Hence, the value of \(f'\left( x \right)\) is \({e^x}\left( {{x^3} + 3{x^2} - x - 1} \right)\).

Check the answer visually

The procedure to draw the graph of the above equation by using the graphing calculator is as follows:

To check the answer visually draw the graph of the function \({f_1}\left( x \right) = \left( {{x^3} - x} \right){e^x}\)and \({f_2}\left( x \right) = {e^x}\left( {{x^3} + 3{x^2} - x - 1} \right)\) by using the graphing calculator as shown below:

1. Open the graphing calculator. Select the “STAT PLOT” and enter the equation\(\left( {{x^3} - x} \right){e^x}\)in the\({Y_1}\)tab.
2. Select the “STAT PLOT” and enter the equation\({e^x}\left( {{x^3} + 3{x^2} - x - 1} \right)\)in the\({Y_2}\)tab.
3. Enter the “GRAPH” button in the graphing calculator.

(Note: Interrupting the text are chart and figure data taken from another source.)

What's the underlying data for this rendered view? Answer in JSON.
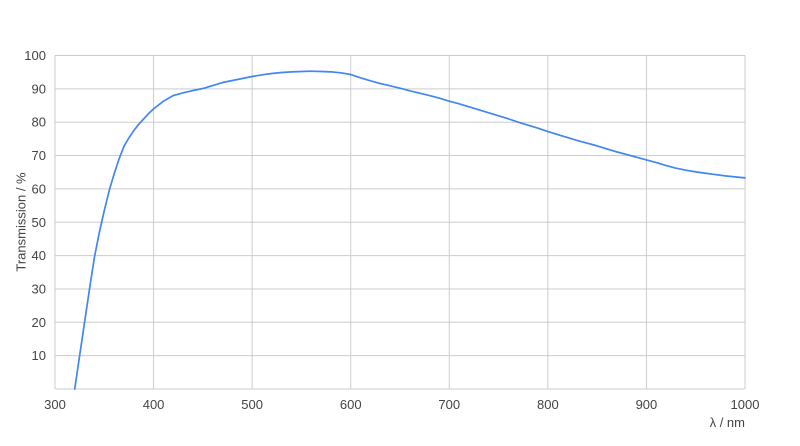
{
  "chart_data": {
    "type": "line",
    "title": "",
    "xlabel": "λ / nm",
    "ylabel": "Transmission / %",
    "xlim": [
      300,
      1000
    ],
    "ylim": [
      0,
      100
    ],
    "xticks": [
      300,
      400,
      500,
      600,
      700,
      800,
      900,
      1000
    ],
    "yticks": [
      10,
      20,
      30,
      40,
      50,
      60,
      70,
      80,
      90,
      100
    ],
    "grid": true,
    "legend": "none",
    "colors": {
      "line": "#4285f4",
      "grid": "#cccccc",
      "label": "#444444",
      "background": "#ffffff"
    },
    "series": [
      {
        "name": "Transmission",
        "x": [
          320,
          325,
          330,
          335,
          340,
          345,
          350,
          355,
          360,
          365,
          370,
          375,
          380,
          385,
          390,
          395,
          400,
          410,
          420,
          430,
          440,
          450,
          460,
          470,
          480,
          490,
          500,
          510,
          520,
          530,
          540,
          550,
          560,
          570,
          580,
          590,
          600,
          610,
          620,
          630,
          640,
          650,
          660,
          670,
          680,
          690,
          700,
          710,
          720,
          730,
          740,
          750,
          760,
          770,
          780,
          790,
          800,
          810,
          820,
          830,
          840,
          850,
          860,
          870,
          880,
          890,
          900,
          910,
          920,
          930,
          940,
          950,
          960,
          970,
          980,
          990,
          1000
        ],
        "y": [
          0,
          10,
          20,
          30,
          39.5,
          47,
          53.5,
          59.5,
          64.5,
          69,
          72.8,
          75.3,
          77.5,
          79.4,
          81,
          82.6,
          84,
          86.3,
          88,
          88.8,
          89.5,
          90.1,
          91,
          91.9,
          92.5,
          93.1,
          93.7,
          94.2,
          94.6,
          94.9,
          95.1,
          95.2,
          95.3,
          95.2,
          95.1,
          94.8,
          94.3,
          93.3,
          92.4,
          91.6,
          90.9,
          90.2,
          89.4,
          88.7,
          88.0,
          87.2,
          86.3,
          85.5,
          84.6,
          83.7,
          82.8,
          81.9,
          81.0,
          80.0,
          79.1,
          78.2,
          77.2,
          76.3,
          75.4,
          74.5,
          73.7,
          72.9,
          72.0,
          71.1,
          70.3,
          69.5,
          68.7,
          67.9,
          67.0,
          66.2,
          65.6,
          65.1,
          64.7,
          64.3,
          63.9,
          63.6,
          63.3
        ]
      }
    ]
  }
}
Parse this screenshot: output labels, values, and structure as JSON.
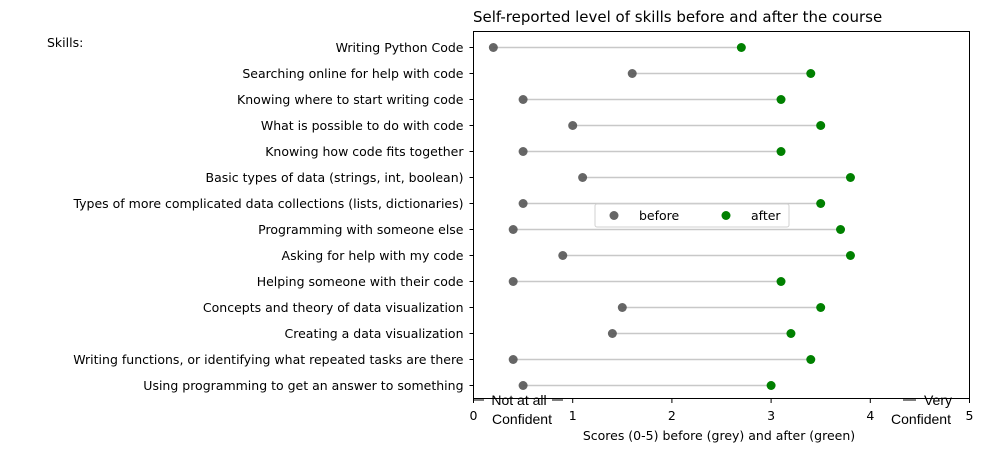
{
  "chart_data": {
    "type": "dumbbell",
    "title": "Self-reported level of skills before and after the course",
    "xlabel": "Scores (0-5) before (grey) and after (green)",
    "ylabel": "Skills:",
    "xlim": [
      0,
      5
    ],
    "x_ticks": [
      "0",
      "1",
      "2",
      "3",
      "4",
      "5"
    ],
    "x_annotations": {
      "left": [
        "Not at all",
        "Confident"
      ],
      "right": [
        "Very",
        "Confident"
      ]
    },
    "legend": {
      "placement": "center",
      "entries": [
        "before",
        "after"
      ]
    },
    "colors": {
      "before": "#555555",
      "after": "#008000",
      "connector": "#c8c8c8"
    },
    "grid": false,
    "categories": [
      "Writing Python Code",
      "Searching online for help with code",
      "Knowing where to start writing code",
      "What is possible to do with code",
      "Knowing how code fits together",
      "Basic types of data (strings, int, boolean)",
      "Types of more complicated data collections (lists, dictionaries)",
      "Programming with someone else",
      "Asking for help with my code",
      "Helping someone with their code",
      "Concepts and theory of data visualization",
      "Creating a data visualization",
      "Writing functions, or identifying what repeated tasks are there",
      "Using programming to get an answer to something"
    ],
    "series": [
      {
        "name": "before",
        "values": [
          0.2,
          1.6,
          0.5,
          1.0,
          0.5,
          1.1,
          0.5,
          0.4,
          0.9,
          0.4,
          1.5,
          1.4,
          0.4,
          0.5
        ]
      },
      {
        "name": "after",
        "values": [
          2.7,
          3.4,
          3.1,
          3.5,
          3.1,
          3.8,
          3.5,
          3.7,
          3.8,
          3.1,
          3.5,
          3.2,
          3.4,
          3.0
        ]
      }
    ]
  }
}
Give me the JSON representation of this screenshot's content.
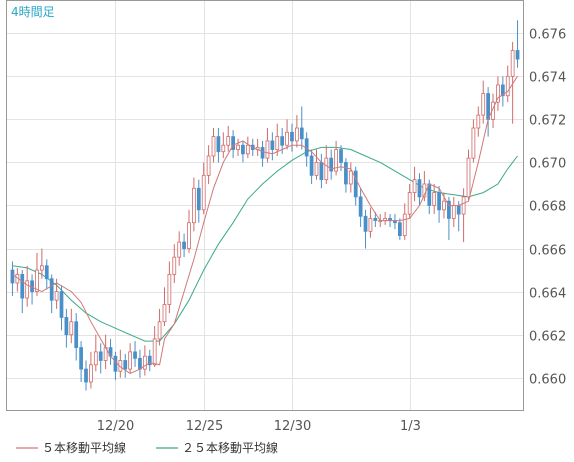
{
  "title": "4時間足",
  "legend": [
    {
      "label": "５本移動平均線",
      "color": "#d07878"
    },
    {
      "label": "２５本移動平均線",
      "color": "#3aaa8a"
    }
  ],
  "chart_data": {
    "type": "candlestick",
    "title": "4時間足",
    "x_ticks": [
      "12/20",
      "12/25",
      "12/30",
      "1/3"
    ],
    "y_ticks": [
      "0.676",
      "0.674",
      "0.672",
      "0.670",
      "0.668",
      "0.666",
      "0.664",
      "0.662",
      "0.660"
    ],
    "ylim": [
      0.6585,
      0.6775
    ],
    "grid": true,
    "up_color": "#d06a6a",
    "down_color": "#4a90c8",
    "series": [
      {
        "name": "５本移動平均線",
        "color": "#d07878",
        "points": [
          [
            0,
            0.6648
          ],
          [
            3,
            0.6643
          ],
          [
            6,
            0.664
          ],
          [
            9,
            0.6644
          ],
          [
            12,
            0.664
          ],
          [
            14,
            0.6635
          ],
          [
            16,
            0.6626
          ],
          [
            18,
            0.6618
          ],
          [
            20,
            0.661
          ],
          [
            22,
            0.6605
          ],
          [
            24,
            0.6602
          ],
          [
            26,
            0.6604
          ],
          [
            28,
            0.6607
          ],
          [
            30,
            0.6606
          ],
          [
            31,
            0.6618
          ],
          [
            33,
            0.6625
          ],
          [
            35,
            0.664
          ],
          [
            37,
            0.6655
          ],
          [
            39,
            0.6672
          ],
          [
            41,
            0.6688
          ],
          [
            43,
            0.67
          ],
          [
            45,
            0.6708
          ],
          [
            47,
            0.671
          ],
          [
            49,
            0.6707
          ],
          [
            51,
            0.6705
          ],
          [
            53,
            0.6704
          ],
          [
            55,
            0.6706
          ],
          [
            57,
            0.6708
          ],
          [
            59,
            0.6708
          ],
          [
            61,
            0.6705
          ],
          [
            63,
            0.67
          ],
          [
            65,
            0.6697
          ],
          [
            67,
            0.6698
          ],
          [
            69,
            0.6697
          ],
          [
            71,
            0.6688
          ],
          [
            73,
            0.668
          ],
          [
            75,
            0.6673
          ],
          [
            77,
            0.6673
          ],
          [
            79,
            0.6673
          ],
          [
            81,
            0.6674
          ],
          [
            83,
            0.668
          ],
          [
            85,
            0.669
          ],
          [
            87,
            0.6688
          ],
          [
            89,
            0.668
          ],
          [
            91,
            0.668
          ],
          [
            93,
            0.6682
          ],
          [
            95,
            0.67
          ],
          [
            97,
            0.672
          ],
          [
            99,
            0.673
          ],
          [
            101,
            0.6733
          ],
          [
            103,
            0.674
          ]
        ]
      },
      {
        "name": "２５本移動平均線",
        "color": "#3aaa8a",
        "points": [
          [
            0,
            0.6652
          ],
          [
            3,
            0.6651
          ],
          [
            6,
            0.6648
          ],
          [
            9,
            0.6643
          ],
          [
            12,
            0.6636
          ],
          [
            15,
            0.663
          ],
          [
            18,
            0.6626
          ],
          [
            21,
            0.6623
          ],
          [
            24,
            0.662
          ],
          [
            27,
            0.6617
          ],
          [
            30,
            0.6617
          ],
          [
            33,
            0.6625
          ],
          [
            36,
            0.6636
          ],
          [
            39,
            0.665
          ],
          [
            42,
            0.6662
          ],
          [
            45,
            0.6672
          ],
          [
            48,
            0.6683
          ],
          [
            51,
            0.669
          ],
          [
            54,
            0.6696
          ],
          [
            57,
            0.6701
          ],
          [
            60,
            0.6705
          ],
          [
            63,
            0.6707
          ],
          [
            66,
            0.6707
          ],
          [
            69,
            0.6706
          ],
          [
            72,
            0.6703
          ],
          [
            75,
            0.67
          ],
          [
            78,
            0.6696
          ],
          [
            81,
            0.6692
          ],
          [
            84,
            0.6688
          ],
          [
            87,
            0.6686
          ],
          [
            90,
            0.6685
          ],
          [
            93,
            0.6684
          ],
          [
            96,
            0.6686
          ],
          [
            99,
            0.669
          ],
          [
            101,
            0.6697
          ],
          [
            103,
            0.6703
          ]
        ]
      }
    ],
    "candles": [
      [
        0.665,
        0.6644,
        0.6654,
        0.6638
      ],
      [
        0.6644,
        0.6648,
        0.6651,
        0.664
      ],
      [
        0.6648,
        0.6637,
        0.665,
        0.663
      ],
      [
        0.6637,
        0.6645,
        0.6652,
        0.6633
      ],
      [
        0.6645,
        0.664,
        0.6648,
        0.6634
      ],
      [
        0.664,
        0.665,
        0.6658,
        0.6638
      ],
      [
        0.665,
        0.6652,
        0.666,
        0.6646
      ],
      [
        0.6652,
        0.6646,
        0.6655,
        0.6641
      ],
      [
        0.6646,
        0.6636,
        0.6648,
        0.663
      ],
      [
        0.6636,
        0.664,
        0.6646,
        0.6632
      ],
      [
        0.664,
        0.6628,
        0.6643,
        0.6622
      ],
      [
        0.6628,
        0.662,
        0.6632,
        0.6614
      ],
      [
        0.662,
        0.6626,
        0.6632,
        0.6616
      ],
      [
        0.6626,
        0.6614,
        0.663,
        0.6608
      ],
      [
        0.6614,
        0.6604,
        0.6617,
        0.6598
      ],
      [
        0.6604,
        0.6598,
        0.6608,
        0.6594
      ],
      [
        0.6598,
        0.6606,
        0.6612,
        0.6595
      ],
      [
        0.6606,
        0.6612,
        0.662,
        0.6603
      ],
      [
        0.6612,
        0.6608,
        0.6616,
        0.6602
      ],
      [
        0.6608,
        0.6614,
        0.662,
        0.6604
      ],
      [
        0.6614,
        0.661,
        0.6618,
        0.6606
      ],
      [
        0.661,
        0.6603,
        0.6612,
        0.6599
      ],
      [
        0.6603,
        0.6608,
        0.6613,
        0.66
      ],
      [
        0.6608,
        0.6604,
        0.6611,
        0.66
      ],
      [
        0.6604,
        0.6612,
        0.6616,
        0.6602
      ],
      [
        0.6612,
        0.6609,
        0.6617,
        0.6605
      ],
      [
        0.6609,
        0.6604,
        0.6613,
        0.66
      ],
      [
        0.6604,
        0.661,
        0.6615,
        0.6601
      ],
      [
        0.661,
        0.6606,
        0.6613,
        0.6603
      ],
      [
        0.6606,
        0.6618,
        0.6624,
        0.6605
      ],
      [
        0.6618,
        0.6626,
        0.6632,
        0.6615
      ],
      [
        0.6626,
        0.6634,
        0.6642,
        0.6624
      ],
      [
        0.6634,
        0.6648,
        0.6654,
        0.663
      ],
      [
        0.6648,
        0.6656,
        0.6662,
        0.6644
      ],
      [
        0.6656,
        0.6663,
        0.6668,
        0.6652
      ],
      [
        0.6663,
        0.666,
        0.6667,
        0.6656
      ],
      [
        0.666,
        0.6672,
        0.6678,
        0.6658
      ],
      [
        0.6672,
        0.6688,
        0.6693,
        0.6668
      ],
      [
        0.6688,
        0.6678,
        0.6692,
        0.6672
      ],
      [
        0.6678,
        0.6694,
        0.67,
        0.6676
      ],
      [
        0.6694,
        0.6703,
        0.6708,
        0.669
      ],
      [
        0.6703,
        0.6712,
        0.6716,
        0.67
      ],
      [
        0.6712,
        0.6705,
        0.6716,
        0.67
      ],
      [
        0.6705,
        0.6708,
        0.6714,
        0.6702
      ],
      [
        0.6708,
        0.6712,
        0.6717,
        0.6705
      ],
      [
        0.6712,
        0.6706,
        0.6715,
        0.6702
      ],
      [
        0.6706,
        0.6708,
        0.6711,
        0.6703
      ],
      [
        0.6708,
        0.6704,
        0.671,
        0.67
      ],
      [
        0.6704,
        0.6708,
        0.6712,
        0.6702
      ],
      [
        0.6708,
        0.6706,
        0.6711,
        0.6703
      ],
      [
        0.6706,
        0.6707,
        0.6711,
        0.6703
      ],
      [
        0.6707,
        0.6702,
        0.671,
        0.6698
      ],
      [
        0.6702,
        0.671,
        0.6716,
        0.67
      ],
      [
        0.671,
        0.6706,
        0.6714,
        0.6701
      ],
      [
        0.6706,
        0.6712,
        0.6718,
        0.6703
      ],
      [
        0.6712,
        0.6708,
        0.6716,
        0.6704
      ],
      [
        0.6708,
        0.6714,
        0.672,
        0.6706
      ],
      [
        0.6714,
        0.671,
        0.6718,
        0.6705
      ],
      [
        0.671,
        0.6716,
        0.6722,
        0.6707
      ],
      [
        0.6716,
        0.6711,
        0.6726,
        0.6706
      ],
      [
        0.6711,
        0.6703,
        0.6714,
        0.6698
      ],
      [
        0.6703,
        0.6694,
        0.6706,
        0.669
      ],
      [
        0.6694,
        0.67,
        0.6706,
        0.6692
      ],
      [
        0.67,
        0.6692,
        0.6704,
        0.6688
      ],
      [
        0.6692,
        0.6702,
        0.6708,
        0.669
      ],
      [
        0.6702,
        0.6696,
        0.6706,
        0.6692
      ],
      [
        0.6696,
        0.6706,
        0.671,
        0.6694
      ],
      [
        0.6706,
        0.67,
        0.6708,
        0.6696
      ],
      [
        0.67,
        0.669,
        0.6702,
        0.6686
      ],
      [
        0.669,
        0.6696,
        0.67,
        0.6686
      ],
      [
        0.6696,
        0.6684,
        0.6698,
        0.668
      ],
      [
        0.6684,
        0.6675,
        0.6688,
        0.667
      ],
      [
        0.6675,
        0.6668,
        0.6678,
        0.666
      ],
      [
        0.6668,
        0.6674,
        0.6679,
        0.6665
      ],
      [
        0.6674,
        0.6673,
        0.6677,
        0.667
      ],
      [
        0.6673,
        0.6673,
        0.6676,
        0.667
      ],
      [
        0.6673,
        0.6674,
        0.6677,
        0.6671
      ],
      [
        0.6674,
        0.6673,
        0.6676,
        0.667
      ],
      [
        0.6673,
        0.6672,
        0.6676,
        0.6669
      ],
      [
        0.6672,
        0.6666,
        0.6674,
        0.6664
      ],
      [
        0.6666,
        0.6676,
        0.6681,
        0.6664
      ],
      [
        0.6676,
        0.6686,
        0.669,
        0.6674
      ],
      [
        0.6686,
        0.6692,
        0.6698,
        0.6682
      ],
      [
        0.6692,
        0.6684,
        0.6695,
        0.668
      ],
      [
        0.6684,
        0.669,
        0.6696,
        0.6682
      ],
      [
        0.669,
        0.668,
        0.6692,
        0.6676
      ],
      [
        0.668,
        0.6686,
        0.669,
        0.6676
      ],
      [
        0.6686,
        0.6678,
        0.6689,
        0.6672
      ],
      [
        0.6678,
        0.6682,
        0.6686,
        0.6674
      ],
      [
        0.6682,
        0.6674,
        0.6684,
        0.6664
      ],
      [
        0.6674,
        0.668,
        0.6684,
        0.667
      ],
      [
        0.668,
        0.6676,
        0.6682,
        0.6668
      ],
      [
        0.6676,
        0.6684,
        0.6688,
        0.6663
      ],
      [
        0.6684,
        0.6702,
        0.6706,
        0.6682
      ],
      [
        0.6702,
        0.6716,
        0.672,
        0.67
      ],
      [
        0.6716,
        0.6722,
        0.6726,
        0.6712
      ],
      [
        0.6722,
        0.6732,
        0.6738,
        0.6718
      ],
      [
        0.6732,
        0.672,
        0.6735,
        0.6712
      ],
      [
        0.672,
        0.6728,
        0.6732,
        0.6716
      ],
      [
        0.6728,
        0.6736,
        0.674,
        0.6724
      ],
      [
        0.6736,
        0.6731,
        0.674,
        0.6726
      ],
      [
        0.6731,
        0.674,
        0.6745,
        0.6728
      ],
      [
        0.674,
        0.6752,
        0.6756,
        0.6718
      ],
      [
        0.6752,
        0.6748,
        0.6766,
        0.6744
      ]
    ]
  }
}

Visualization of graph of the function\({f_1}\left( x \right) = \left( {{x^3} - x} \right){e^x}\)and \({f_2}\left( x \right) = {e^x}\left( {{x^3} + 3{x^2} - x - 1} \right)\) is shown below:

Notice that when \(f\) has a horizontal tangent line, the value of \(f'\) is zero. Moreover, \(f'\) is negative in the interval when \(f\) is decreasing and it is positive when \(f\) is increasing.